Wednesday, October 27, 2004

Weekly trip to the library


Weekly trip to the library to go over newly arrived inter-library loan material. . . . Today, I looked at the Baltimore Post, and managed to turn up a Denishawn review, and a review of the Ziegfeld Follies production of  "Louie XIV." (Louise Brooks was in the company of each of these productions at the time of their Baltimore appearance.) Also found a review of The Street of Forgotten Men at the time it was screened in Baltimore in August, 1925. I was lucky to find what I did, as theBaltimore Post was one of the worst big city newspapers I have ever encountered. It was little more than a tabloid, and an uninteresting and un-fun one at that.
Also went through a couple months of the Chicago Daily News from 1934, where I managed to find an article and some advertisements for the dance team of Dario & Brooks and their appearance, along with torch song singer Helen Morgan, at the Chez Paree - "Chicago's Smartest Supper Club." There was no cover charge - and dinner was only $2.50. Can you imagine?
[ BTW: If you are not familiar with Morgan, do check her out - she is terrific: "Her small, pale appearance and her sweet, artless, and blues-tinged voice made her the ideal performer of the new sort of popular song that was being written in the 1920s and '30s: ironic, sometimes bitter, distinctly urban, and full of the disappointment, loneliness, and joyless hedonism that filled the smoky clubs."]
The day's biggest haul came from a newspaper from the smallest city - Cumberland, Maryland. I looked through about a month worth of the Cumberland Evening Times, where I found a bunch of articles, advertisements, feature photos and a review of the 1923 Denishawn performance in that town. Louise Brooks was mentioned in one of the advertisements, and was twice pictured in group photographs of the Denishawn company.

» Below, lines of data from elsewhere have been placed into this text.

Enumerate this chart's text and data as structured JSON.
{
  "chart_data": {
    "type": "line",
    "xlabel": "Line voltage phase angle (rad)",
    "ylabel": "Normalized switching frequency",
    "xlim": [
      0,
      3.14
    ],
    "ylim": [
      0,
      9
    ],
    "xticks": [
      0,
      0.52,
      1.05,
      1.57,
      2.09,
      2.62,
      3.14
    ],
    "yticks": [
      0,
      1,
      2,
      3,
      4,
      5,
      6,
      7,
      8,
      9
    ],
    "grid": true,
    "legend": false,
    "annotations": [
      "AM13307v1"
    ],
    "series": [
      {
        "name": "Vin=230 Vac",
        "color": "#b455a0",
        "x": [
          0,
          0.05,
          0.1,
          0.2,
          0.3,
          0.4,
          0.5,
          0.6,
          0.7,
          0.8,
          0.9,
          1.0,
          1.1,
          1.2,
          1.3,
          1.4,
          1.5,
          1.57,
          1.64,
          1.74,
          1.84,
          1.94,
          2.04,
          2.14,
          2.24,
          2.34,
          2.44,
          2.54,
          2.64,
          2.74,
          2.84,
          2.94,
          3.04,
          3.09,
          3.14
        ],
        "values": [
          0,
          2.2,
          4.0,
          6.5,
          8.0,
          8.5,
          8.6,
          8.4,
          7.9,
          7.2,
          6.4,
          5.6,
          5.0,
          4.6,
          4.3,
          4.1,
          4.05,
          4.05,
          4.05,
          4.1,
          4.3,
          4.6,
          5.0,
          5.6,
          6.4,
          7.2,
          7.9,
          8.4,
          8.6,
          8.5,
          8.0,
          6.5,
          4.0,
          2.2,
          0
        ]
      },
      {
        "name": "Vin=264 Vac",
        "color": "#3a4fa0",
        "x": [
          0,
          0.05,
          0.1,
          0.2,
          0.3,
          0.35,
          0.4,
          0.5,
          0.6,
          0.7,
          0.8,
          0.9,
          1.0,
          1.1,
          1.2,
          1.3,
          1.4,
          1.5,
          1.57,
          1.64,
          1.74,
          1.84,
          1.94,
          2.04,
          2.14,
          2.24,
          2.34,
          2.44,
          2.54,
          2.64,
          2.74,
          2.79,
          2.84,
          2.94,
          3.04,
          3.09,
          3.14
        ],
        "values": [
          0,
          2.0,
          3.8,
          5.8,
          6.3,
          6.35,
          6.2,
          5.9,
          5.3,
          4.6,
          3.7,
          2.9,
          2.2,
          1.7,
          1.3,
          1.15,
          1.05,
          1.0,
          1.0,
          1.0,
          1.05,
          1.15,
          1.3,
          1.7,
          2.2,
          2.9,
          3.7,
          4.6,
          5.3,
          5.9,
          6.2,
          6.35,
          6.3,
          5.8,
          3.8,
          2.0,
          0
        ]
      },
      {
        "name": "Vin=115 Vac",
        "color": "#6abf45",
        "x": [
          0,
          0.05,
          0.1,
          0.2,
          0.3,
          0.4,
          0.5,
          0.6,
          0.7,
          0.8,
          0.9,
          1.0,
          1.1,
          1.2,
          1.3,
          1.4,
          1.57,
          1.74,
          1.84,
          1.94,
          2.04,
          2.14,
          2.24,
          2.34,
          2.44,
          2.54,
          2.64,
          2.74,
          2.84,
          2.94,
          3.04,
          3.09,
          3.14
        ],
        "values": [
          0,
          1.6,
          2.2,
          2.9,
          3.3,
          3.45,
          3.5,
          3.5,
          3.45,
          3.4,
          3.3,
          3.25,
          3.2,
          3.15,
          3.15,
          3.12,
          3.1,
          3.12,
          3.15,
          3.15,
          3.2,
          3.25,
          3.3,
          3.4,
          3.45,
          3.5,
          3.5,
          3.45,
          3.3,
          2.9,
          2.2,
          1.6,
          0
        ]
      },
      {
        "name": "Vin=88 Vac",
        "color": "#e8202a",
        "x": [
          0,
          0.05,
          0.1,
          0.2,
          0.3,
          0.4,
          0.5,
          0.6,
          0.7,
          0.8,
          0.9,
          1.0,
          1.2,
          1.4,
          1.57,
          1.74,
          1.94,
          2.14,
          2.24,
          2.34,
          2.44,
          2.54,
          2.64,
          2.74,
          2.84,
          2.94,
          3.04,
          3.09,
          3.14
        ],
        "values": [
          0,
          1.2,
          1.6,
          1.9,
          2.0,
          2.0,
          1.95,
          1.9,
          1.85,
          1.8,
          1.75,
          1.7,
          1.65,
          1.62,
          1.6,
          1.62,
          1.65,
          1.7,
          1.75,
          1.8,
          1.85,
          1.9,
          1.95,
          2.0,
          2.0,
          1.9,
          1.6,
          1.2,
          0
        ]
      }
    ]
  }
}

A footnote: there are interesting happenstances I run across while looking for Brooks material. For example, when Brooks and the Ziegfeld Follies appeared in Baltimore in February of 1925, also in town for a performance was the Denishawn Dance company. Brooks had been ejected from Denishawn less than a year before. Did she notice the Denishawn performance? . . . . And in Chicago, when she was performing with Dario at a supper club, the Chicago Daily News ran a big feature on movie stars (such as Clara Bow and Raymond Hatton) and their failed attempts at a comeback. Did Brooks notice this article? One can only wonder.